Sé que se había creado un Premio de Ética Jurídica por las noticias que nos  envía el Colegio de Abogados. Pero cuando me llamaron del Decanato del Colegio lo que menos me imaginaba es que me llamasen para comunicarme que me habían otorgado, por unanimidad, el Premio Domingo Arizmendi. Ni me imaginaba. Fue grande la sorpresa y, verdaderamente me hizo mucha ilusión y  más por la razón del Premio “Ética Jurídica”, porque no es esa la fama que tenemos los abogados y parece que debemos estar faltos de ella, eso dice la gente, pero yo creo que los abogados actúan con toda ética y procurando siempre el bien del cliente. Por eso para mí, como religioso que soy fue algo agradable el recibirlo.

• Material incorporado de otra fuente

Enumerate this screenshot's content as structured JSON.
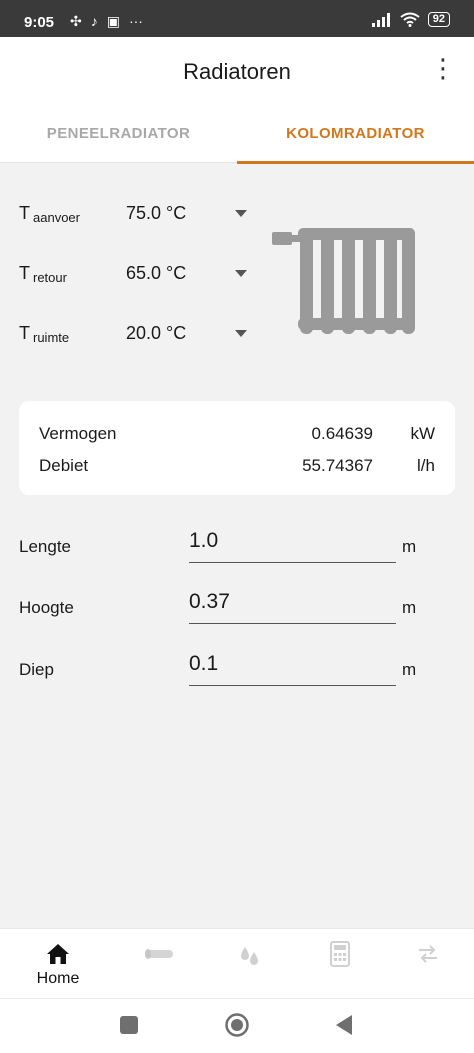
{
  "status_bar": {
    "time": "9:05",
    "battery": "92",
    "icons": [
      "fan-icon",
      "tiktok-icon",
      "calendar-icon",
      "more-dots-icon",
      "signal-icon",
      "wifi-icon",
      "battery-icon"
    ]
  },
  "app_bar": {
    "title": "Radiatoren",
    "menu_icon": "overflow-menu-icon"
  },
  "tabs": [
    {
      "label": "PENEELRADIATOR",
      "active": false
    },
    {
      "label": "KOLOMRADIATOR",
      "active": true
    }
  ],
  "temperatures": [
    {
      "label": "T",
      "sub": "aanvoer",
      "value": "75.0 °C"
    },
    {
      "label": "T",
      "sub": "retour",
      "value": "65.0 °C"
    },
    {
      "label": "T",
      "sub": "ruimte",
      "value": "20.0 °C"
    }
  ],
  "results": [
    {
      "name": "Vermogen",
      "value": "0.64639",
      "unit": "kW"
    },
    {
      "name": "Debiet",
      "value": "55.74367",
      "unit": "l/h"
    }
  ],
  "dimensions": [
    {
      "label": "Lengte",
      "value": "1.0",
      "unit": "m"
    },
    {
      "label": "Hoogte",
      "value": "0.37",
      "unit": "m"
    },
    {
      "label": "Diep",
      "value": "0.1",
      "unit": "m"
    }
  ],
  "bottom_nav": [
    {
      "label": "Home",
      "icon": "home-icon",
      "active": true
    },
    {
      "label": "",
      "icon": "pipe-icon",
      "active": false
    },
    {
      "label": "",
      "icon": "drops-icon",
      "active": false
    },
    {
      "label": "",
      "icon": "calculator-icon",
      "active": false
    },
    {
      "label": "",
      "icon": "swap-arrows-icon",
      "active": false
    }
  ],
  "colors": {
    "accent": "#d3771c",
    "background": "#f2f2f2",
    "inactive_icon": "#cfcfcf",
    "radiator": "#9a9a9a"
  }
}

Creo que había y hay muchos compañeros merecedores de tal Premio; y no dudo de que lo  recibirán.

  1. Tras más de cuarenta años de ejercicio de la profesión, ¿cómo ha evolucionado la abogacía?

Ciertamente desde cuando yo entré en el año 1971 ha evolucionado mucho:

  1. Desde lo material: la máquina de escribir, las copias con papel de cebolla, las estancias pequeñas, hoy más personal y con técnica moderna
  2. Desde acomodación de la legislación al momento actual: nuevas leyes, nuevos planteamientos…
  3. Personal más especializado en todos los estamentos de los Juzgados y Audiencia
  4. Edificios modernos y adecuados

 

  1. ¿Qué prevalece en su vida: la toga o el hábito?

Al ser yo religioso franciscano, en mi vida prevalece el “hábito” (franciscano marrón), aunque yo voy de paisano, como los demás.